Ensure infrastructure services are reliable, fault-tolerant, efficiently scalable and cost-effective for TikTok's Edge SRE team.
Requirements
- 3+ years experience working with Unix Linux systems from kernel to shell and beyond with experience working with system libraries, file systems, and client-server protocols.
- 2+ years experience in one or more programming languages such as Java, C++, Go, or scripting experience in Shell and Python.
- Experience in designing, analyzing and building automation and tools for large scale systems.
- Experience with the Hadoop ecosystem - HDFS, Yarn, Spark, etc.
- Experience in building solutions with AWS, Google, Azures and other cloud services.
- Experience in networking technologies such TCP/IP, BGP, DNS, etc. in a carrier-grade environment.
- Experience in developing and operating one or more of following systems: OpenStack, Kubernetes, Nginx, ipvs, ELK stack, Hadoop, etc.
Responsibilities
- Build data pipelines, tools, automations, visualizations and monitors to facilitate the operation and optimization of edge services.

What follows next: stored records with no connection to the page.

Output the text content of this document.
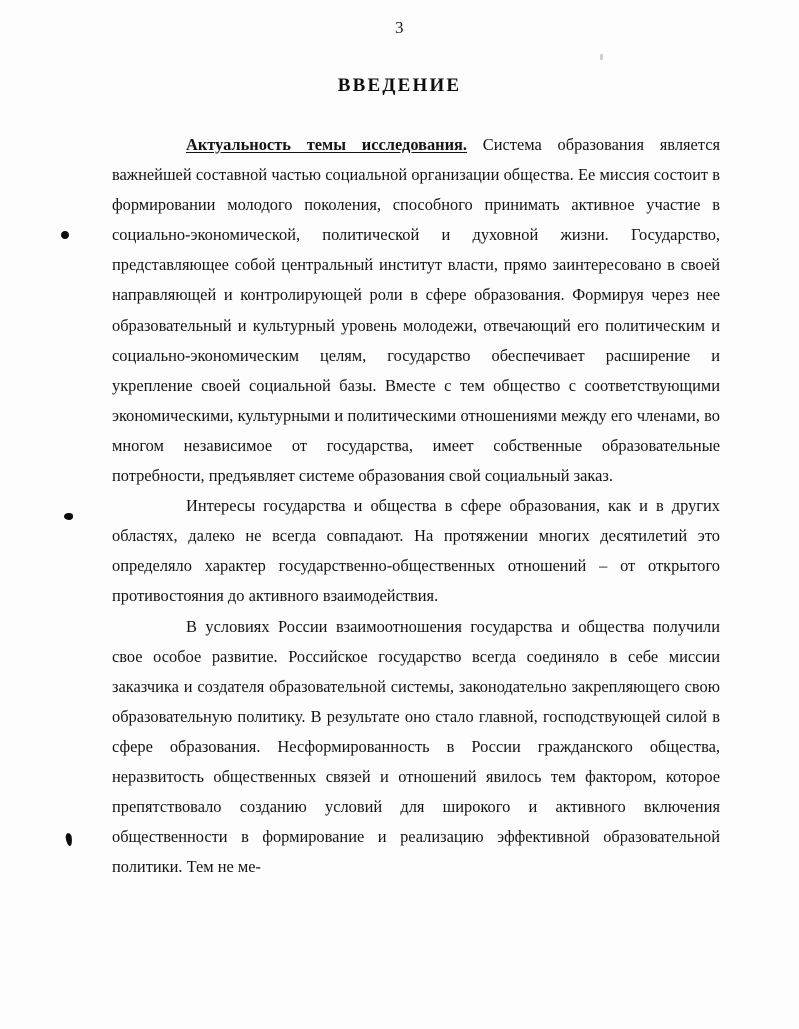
3
ВВЕДЕНИЕ

Актуальность темы исследования. Система образования является важнейшей составной частью социальной организации общества. Ее миссия состоит в формировании молодого поколения, способного принимать активное участие в социально-экономической, политической и духовной жизни. Государство, представляющее собой центральный институт власти, прямо заинтересовано в своей направляющей и контролирующей роли в сфере образования. Формируя через нее образовательный и культурный уровень молодежи, отвечающий его политическим и социально-экономическим целям, государство обеспечивает расширение и укрепление своей социальной базы. Вместе с тем общество с соответствующими экономическими, культурными и политическими отношениями между его членами, во многом независимое от государства, имеет собственные образовательные потребности, предъявляет системе образования свой социальный заказ.

Интересы государства и общества в сфере образования, как и в других областях, далеко не всегда совпадают. На протяжении многих десятилетий это определяло характер государственно-общественных отношений – от открытого противостояния до активного взаимодействия.

В условиях России взаимоотношения государства и общества получили свое особое развитие. Российское государство всегда соединяло в себе миссии заказчика и создателя образовательной системы, законодательно закрепляющего свою образовательную политику. В результате оно стало главной, господствующей силой в сфере образования. Несформированность в России гражданского общества, неразвитость общественных связей и отношений явилось тем фактором, которое препятствовало созданию условий для широкого и активного включения общественности в формирование и реализацию эффективной образовательной политики. Тем не ме-
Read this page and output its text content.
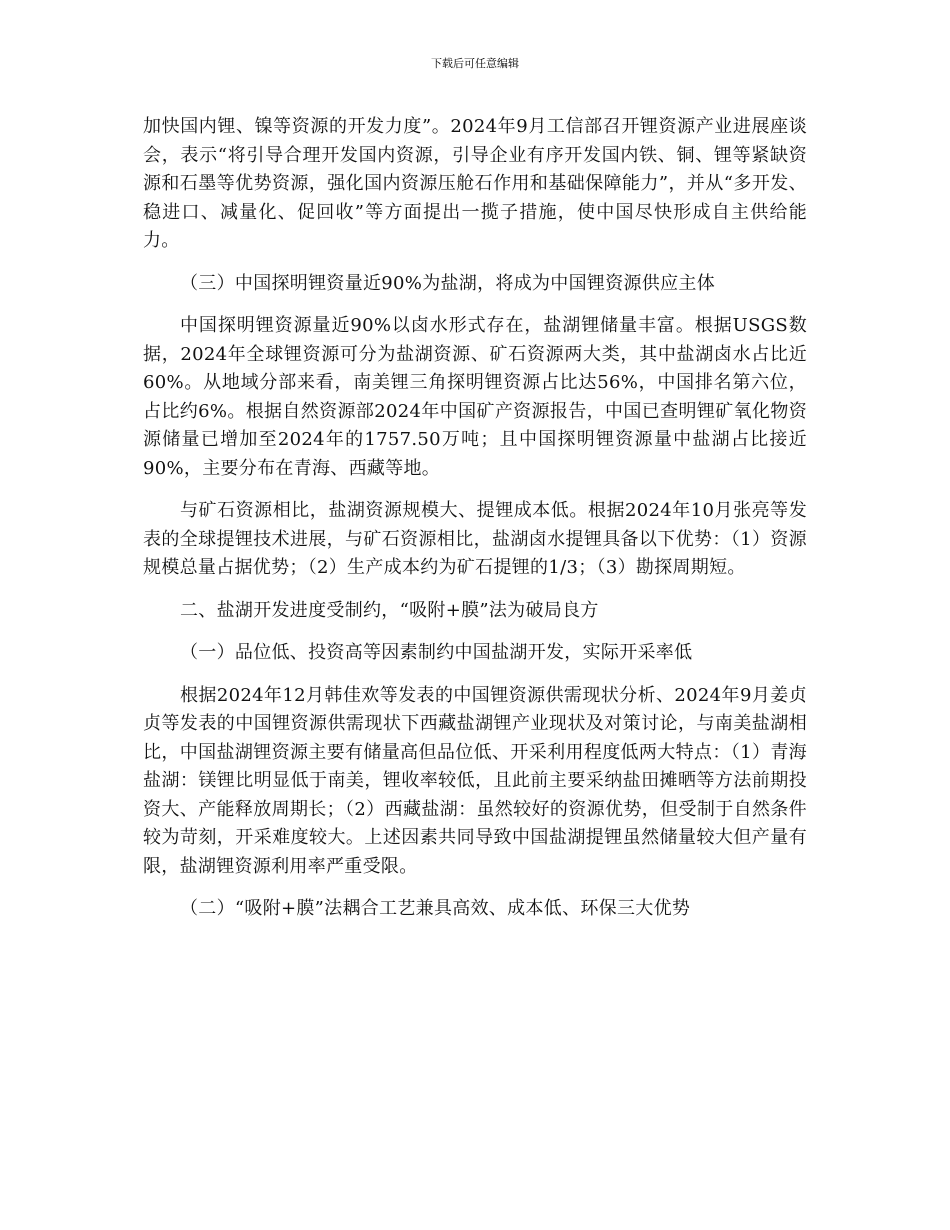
下载后可任意编辑

加快国内锂、镍等资源的开发力度”。2024年9月工信部召开锂资源产业进展座谈会，表示“将引导合理开发国内资源，引导企业有序开发国内铁、铜、锂等紧缺资源和石墨等优势资源，强化国内资源压舱石作用和基础保障能力”，并从“多开发、稳进口、减量化、促回收”等方面提出一揽子措施，使中国尽快形成自主供给能力。

（三）中国探明锂资量近90%为盐湖，将成为中国锂资源供应主体

中国探明锂资源量近90%以卤水形式存在，盐湖锂储量丰富。根据USGS数据，2024年全球锂资源可分为盐湖资源、矿石资源两大类，其中盐湖卤水占比近60%。从地域分部来看，南美锂三角探明锂资源占比达56%，中国排名第六位，占比约6%。根据自然资源部2024年中国矿产资源报告，中国已查明锂矿氧化物资源储量已增加至2024年的1757.50万吨；且中国探明锂资源量中盐湖占比接近90%，主要分布在青海、西藏等地。

与矿石资源相比，盐湖资源规模大、提锂成本低。根据2024年10月张亮等发表的全球提锂技术进展，与矿石资源相比，盐湖卤水提锂具备以下优势：（1）资源规模总量占据优势；（2）生产成本约为矿石提锂的1/3；（3）勘探周期短。

二、盐湖开发进度受制约，“吸附+膜”法为破局良方

（一）品位低、投资高等因素制约中国盐湖开发，实际开采率低

根据2024年12月韩佳欢等发表的中国锂资源供需现状分析、2024年9月姜贞贞等发表的中国锂资源供需现状下西藏盐湖锂产业现状及对策讨论，与南美盐湖相比，中国盐湖锂资源主要有储量高但品位低、开采利用程度低两大特点：（1）青海盐湖：镁锂比明显低于南美，锂收率较低，且此前主要采纳盐田摊晒等方法前期投资大、产能释放周期长；（2）西藏盐湖：虽然较好的资源优势，但受制于自然条件较为苛刻，开采难度较大。上述因素共同导致中国盐湖提锂虽然储量较大但产量有限，盐湖锂资源利用率严重受限。

（二）“吸附+膜”法耦合工艺兼具高效、成本低、环保三大优势
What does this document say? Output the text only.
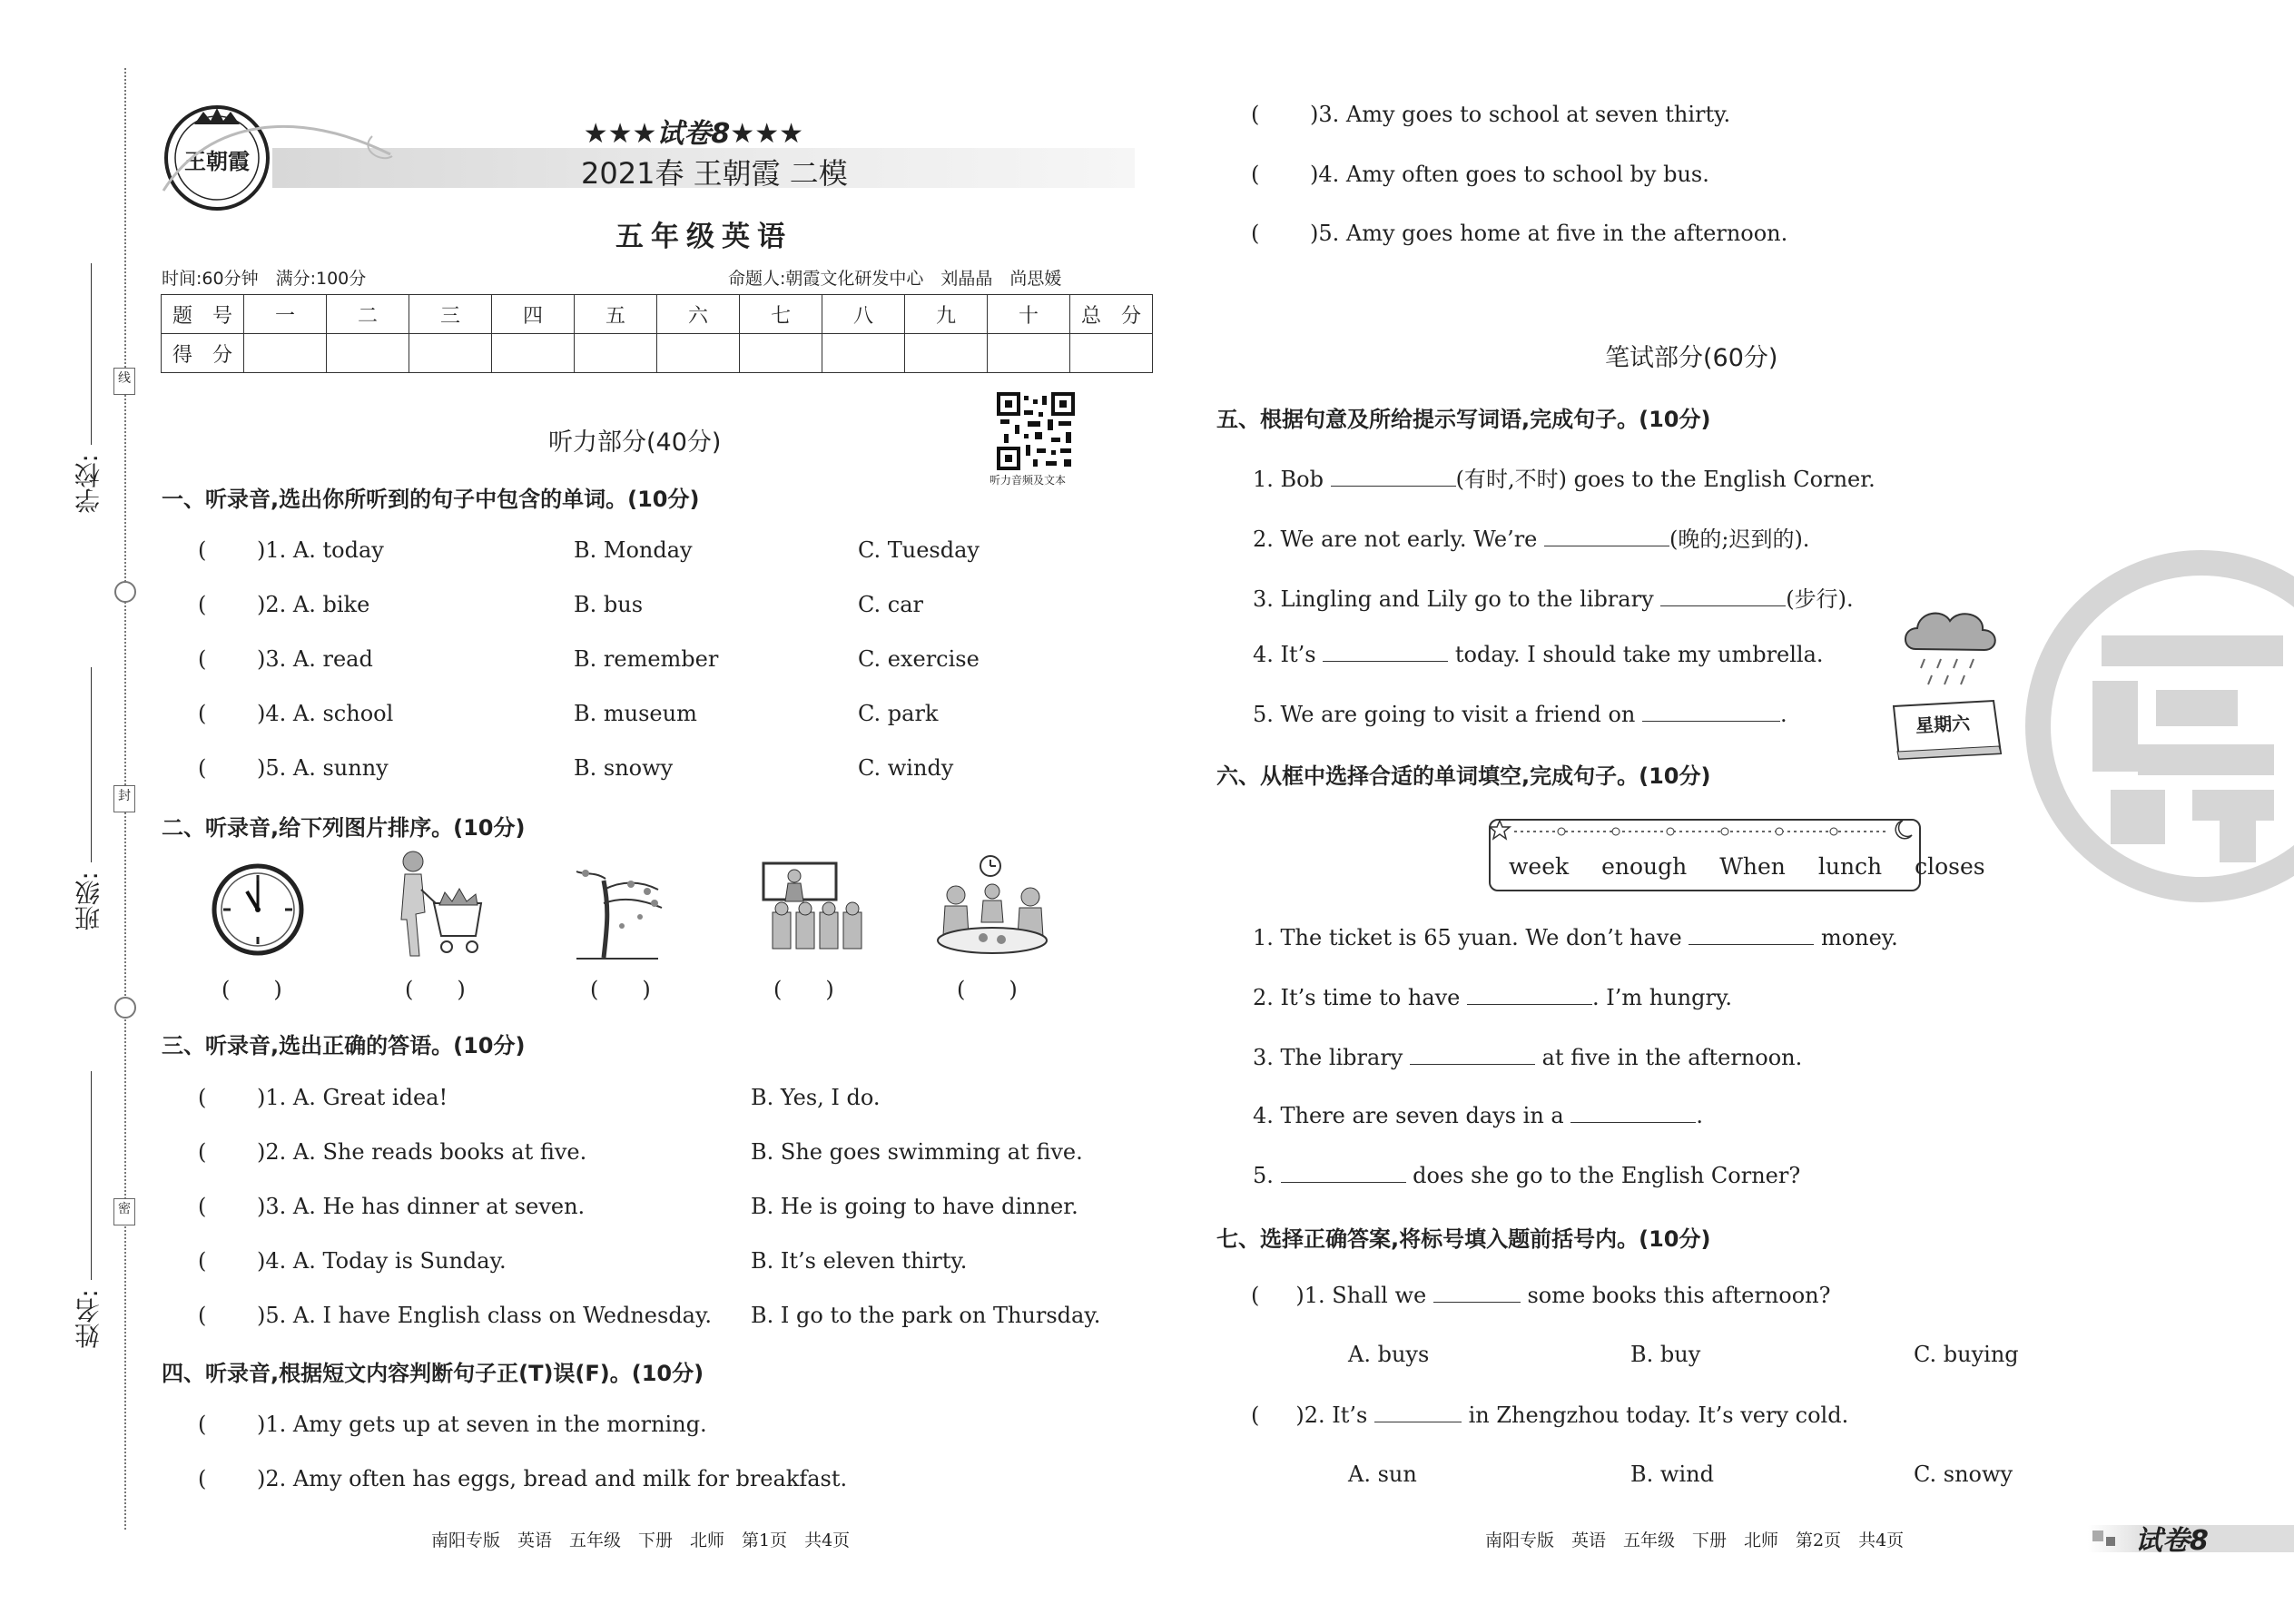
学校:
班级:
姓名:
线
封
密
王朝霞
★★★试卷8★★★
2021春 王朝霞 二模
五年级英语
时间:60分钟　满分:100分	命题人:朝霞文化研发中心　刘晶晶　尚思媛
题　号	一	二	三	四	五	六	七	八	九	十	总　分
得　分											
听力音频及文本
听力部分(40分)
一、听录音,选出你所听到的句子中包含的单词。(10分)
( )1. A. today	B. Monday	C. Tuesday
( )2. A. bike	B. bus	C. car
( )3. A. read	B. remember	C. exercise
( )4. A. school	B. museum	C. park
( )5. A. sunny	B. snowy	C. windy
二、听录音,给下列图片排序。(10分)
(　　)	(　　)	(　　)	(　　)	(　　)
三、听录音,选出正确的答语。(10分)
( )1. A. Great idea!	B. Yes, I do.
( )2. A. She reads books at five.	B. She goes swimming at five.
( )3. A. He has dinner at seven.	B. He is going to have dinner.
( )4. A. Today is Sunday.	B. It’s eleven thirty.
( )5. A. I have English class on Wednesday. B. I go to the park on Thursday.
四、听录音,根据短文内容判断句子正(T)误(F)。(10分)
( )1. Amy gets up at seven in the morning.
( )2. Amy often has eggs, bread and milk for breakfast.
( )3. Amy goes to school at seven thirty.
( )4. Amy often goes to school by bus.
( )5. Amy goes home at five in the afternoon.
南阳专版　英语　五年级　下册　北师　第1页　共4页
笔试部分(60分)
五、根据句意及所给提示写词语,完成句子。(10分)
1. Bob	(有时,不时) goes to the English Corner.
2. We are not early. We’re	(晚的;迟到的).
3. Lingling and Lily go to the library	(步行).
4. It’s	today. I should take my umbrella.
5. We are going to visit a friend on	.	星期六
六、从框中选择合适的单词填空,完成句子。(10分)
week enough When lunch closes
1. The ticket is 65 yuan. We don’t have	money.
2. It’s time to have	. I’m hungry.
3. The library	at five in the afternoon.
4. There are seven days in a	.
5.	does she go to the English Corner?
七、选择正确答案,将标号填入题前括号内。(10分)
( )1. Shall we	some books this afternoon?
A. buys	B. buy	C. buying
( )2. It’s	in Zhengzhou today. It’s very cold.
A. sun	B. wind	C. snowy
南阳专版　英语　五年级　下册　北师　第2页　共4页	试卷8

- Data monitoring and alerting, data quality assurance and anomaly detection.
- Document team processes and policies, including methods of engagement and SLOs.
- Analyze, design and implement solutions at the system level to remove bottlenecks and improve edge service performance.
- Implement monitoring and alerting to improve issue detection and response.
- Work in a fast-paced environment.
- Participate in technical operations and rotations in response to performance and reliability issues.
Other
- Master’s degree (or Bachelor's degree with 2+) years of experience in Computer Engineering, Electrical Engineering, Computer Science or related major.
- Strong analytical skills and the ability to solve real world problems in a fast moving environment.
- Self-driven and capable of working with ambiguity and moving projects from concept to delivery.
- Our organization follows a hybrid work schedule that requires employees to work in the office 3 days a week, or as directed by their manager/department.
- This role requires the ability to work with and support systems designed to protect sensitive data and information. As such, this role will be subject to strict national security-related screening.